Is it dat %d in the printf statement matters?

Bitwise operators operate on always nos. Means int, so it converted into int.

@Apurva Nigam Thanks a lot.

#include<stdio.h>

int main()
{
unsigned char i = 0x80;
i=i<<1;
printf("%d %d %d\n", i);
return 0;
}

Then the output of i is zero can anyone explain why is it so?

Dear sutendra Mirajkar

int main()
{
unsigned char i = 0x80;
i=i<<1;// i is char so 0.
0x80 in binary 1000 0000
after letf shift(i<<1) is 0000 0000 .That value store in i char(1byte 00000000)
printf("%d\n", i);// out put is 0
return 0;
}
//////////////////////////////////////

our result in inter thats y i take int var; i<<1 value is store int var.

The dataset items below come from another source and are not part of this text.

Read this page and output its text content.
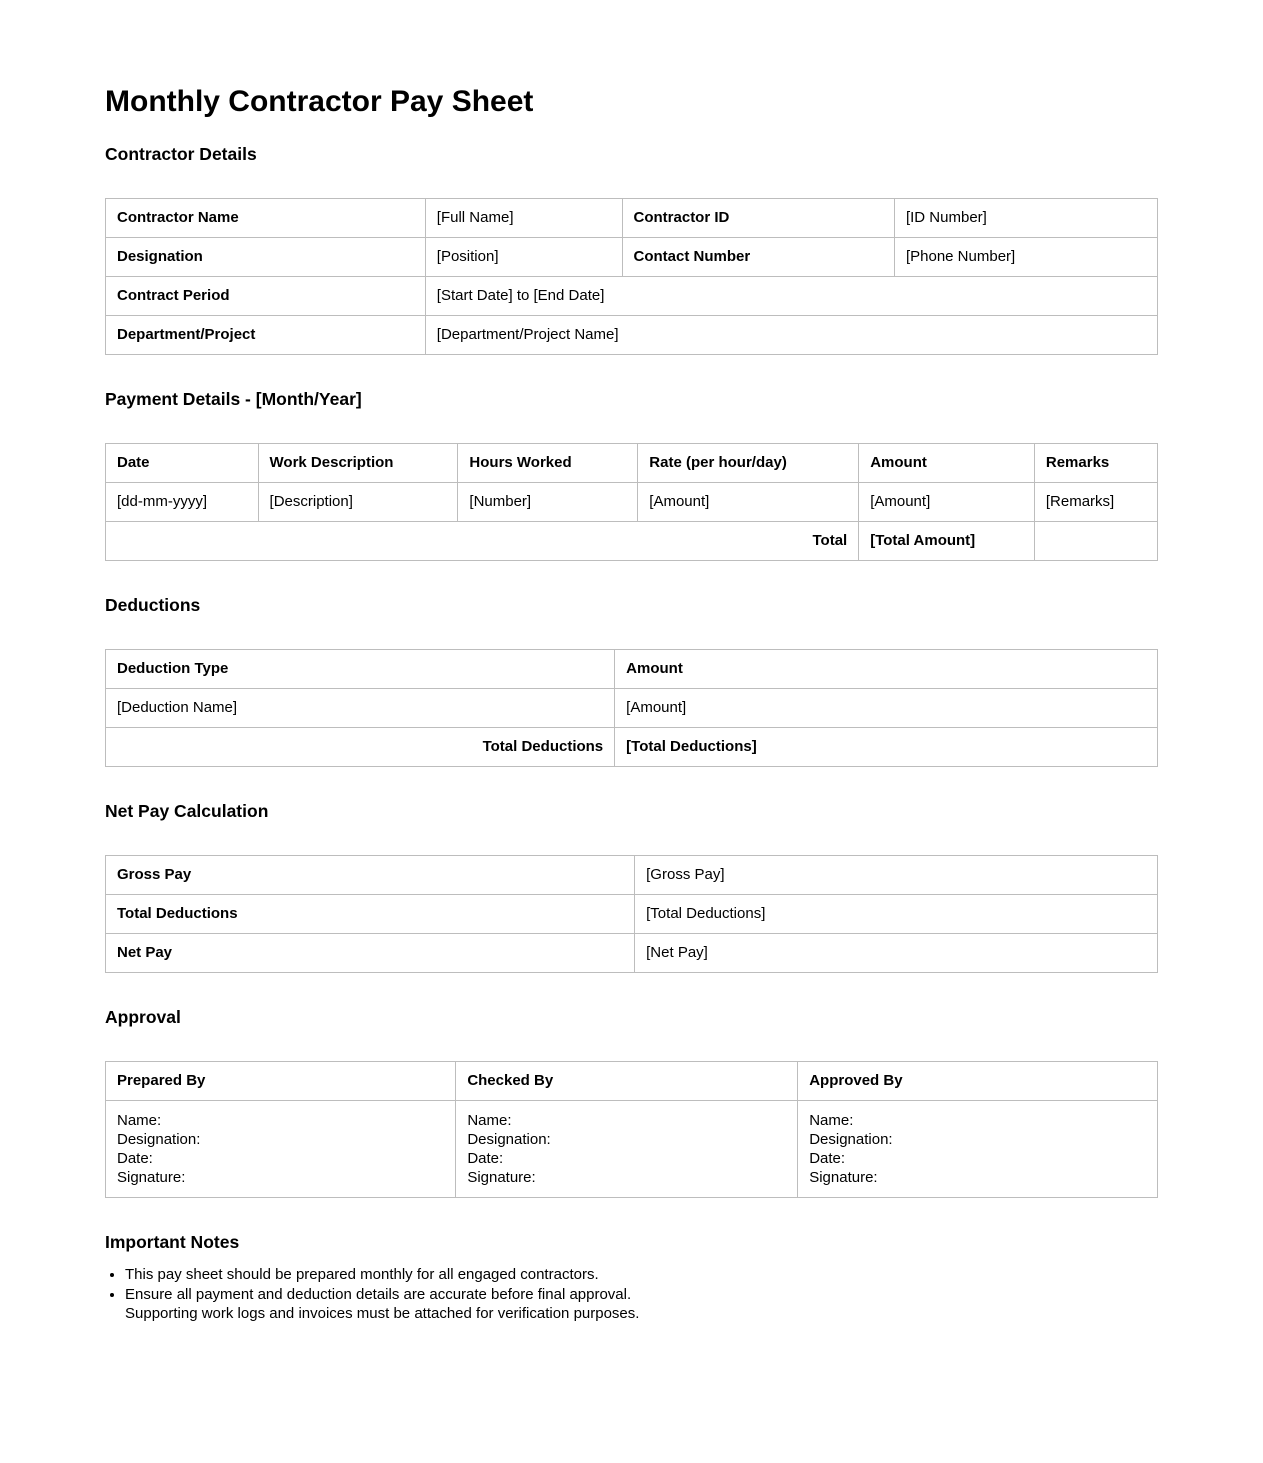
Monthly Contractor Pay Sheet
Contractor Details
Contractor Name	[Full Name]	Contractor ID	[ID Number]
Designation	[Position]	Contact Number	[Phone Number]
Contract Period	[Start Date] to [End Date]		
Department/Project	[Department/Project Name]		
Payment Details - [Month/Year]
Date	Work Description	Hours Worked	Rate (per hour/day)	Amount	Remarks
[dd-mm-yyyy]	[Description]	[Number]	[Amount]	[Amount]	[Remarks]
Total				[Total Amount]	
Deductions
Deduction Type	Amount
[Deduction Name]	[Amount]
Total Deductions	[Total Deductions]
Net Pay Calculation
Gross Pay	[Gross Pay]
Total Deductions	[Total Deductions]
Net Pay	[Net Pay]
Approval
Prepared By	Checked By	Approved By

Name:
Designation:
Date:
Signature:

Name:
Designation:
Date:
Signature:

Name:
Designation:
Date:
Signature:
Important Notes
• This pay sheet should be prepared monthly for all engaged contractors.
• Ensure all payment and deduction details are accurate before final approval.
Supporting work logs and invoices must be attached for verification purposes.
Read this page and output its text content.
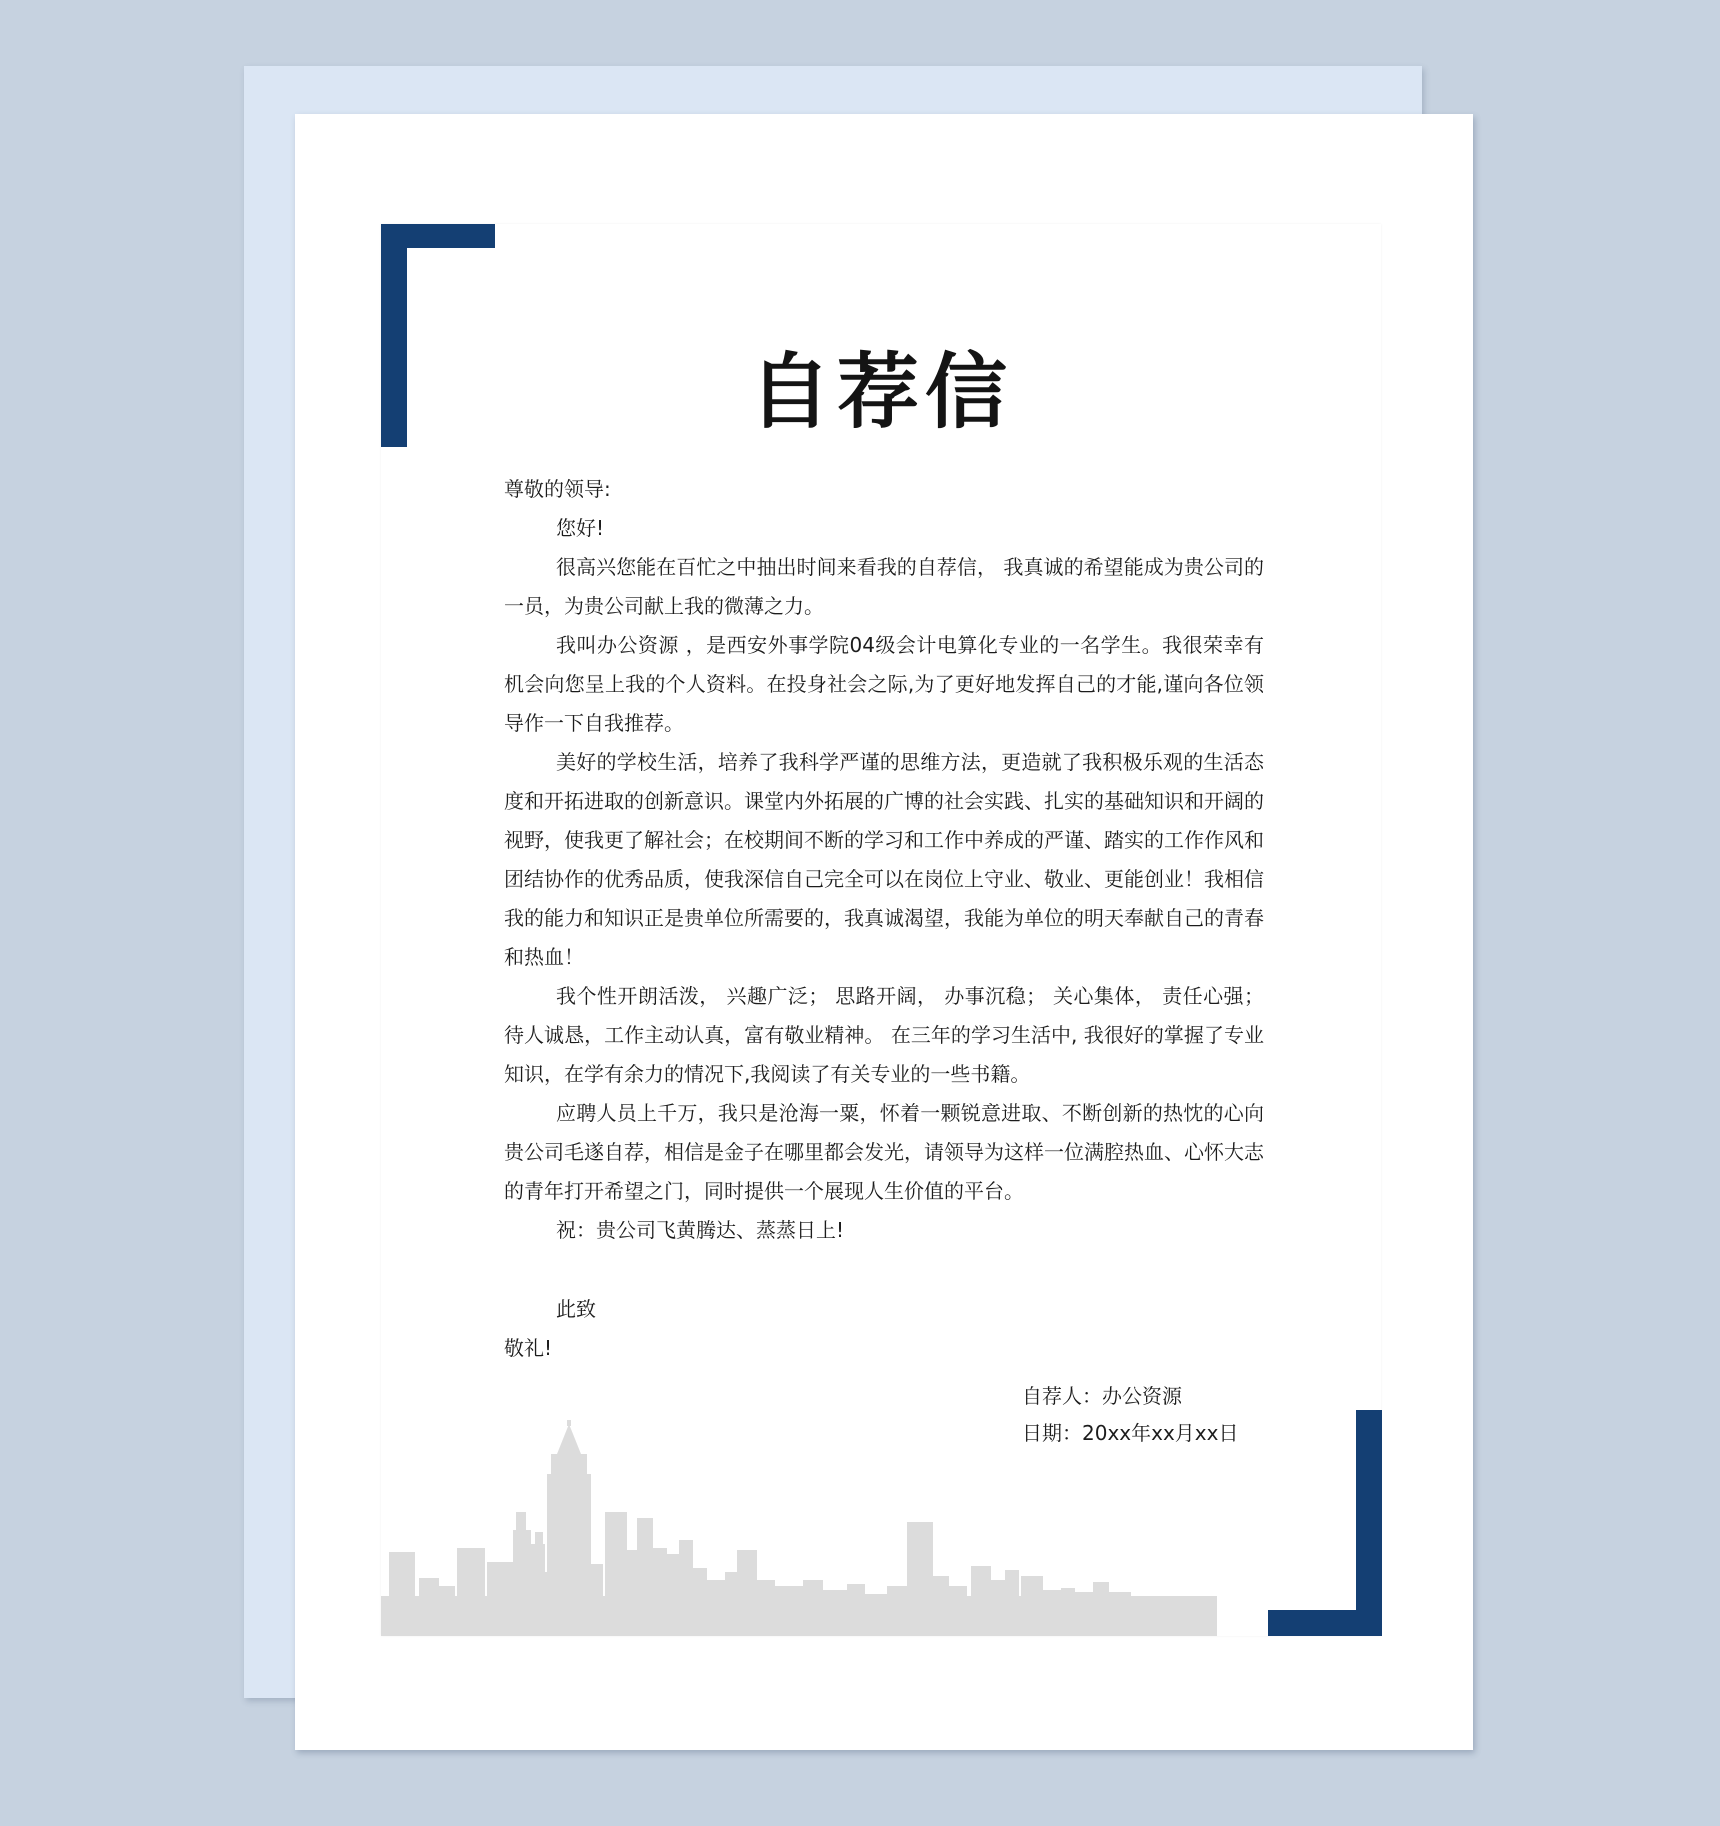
自荐信

尊敬的领导:

您好!

很高兴您能在百忙之中抽出时间来看我的自荐信， 我真诚的希望能成为贵公司的一员，为贵公司献上我的微薄之力。

我叫办公资源 ，是西安外事学院04级会计电算化专业的一名学生。我很荣幸有机会向您呈上我的个人资料。在投身社会之际,为了更好地发挥自己的才能,谨向各位领导作一下自我推荐。

美好的学校生活，培养了我科学严谨的思维方法，更造就了我积极乐观的生活态度和开拓进取的创新意识。课堂内外拓展的广博的社会实践、扎实的基础知识和开阔的视野，使我更了解社会；在校期间不断的学习和工作中养成的严谨、踏实的工作作风和团结协作的优秀品质，使我深信自己完全可以在岗位上守业、敬业、更能创业！我相信我的能力和知识正是贵单位所需要的，我真诚渴望，我能为单位的明天奉献自己的青春和热血！

我个性开朗活泼， 兴趣广泛； 思路开阔， 办事沉稳； 关心集体， 责任心强；待人诚恳，工作主动认真，富有敬业精神。 在三年的学习生活中, 我很好的掌握了专业知识，在学有余力的情况下,我阅读了有关专业的一些书籍。

应聘人员上千万，我只是沧海一粟，怀着一颗锐意进取、不断创新的热忱的心向贵公司毛遂自荐，相信是金子在哪里都会发光，请领导为这样一位满腔热血、心怀大志的青年打开希望之门，同时提供一个展现人生价值的平台。

祝：贵公司飞黄腾达、蒸蒸日上!

此致

敬礼!

自荐人：办公资源
日期：20xx年xx月xx日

The output is 256
int main()
{
unsigned char i = 0x80;
int var;
var=i<<1;
printf("%d %d %d\n", var);
return 0;
}

Nikita its not << operator , which converts char to int , its %d which makes changes with c , try to use %c it will give blank as , Ascii value of NULL is 0

Why everyone taking for char 2bytes. ? can any one explain me.

@Spa- because its an unsigned char value. its range is 0 to 255. hence it can take any value between 0 and 255, which in this case is 80, represented in hexadecimal form.

Please explain briefly about this program.

Thanks a lot. For your nice explanation. I m fully overwhelm.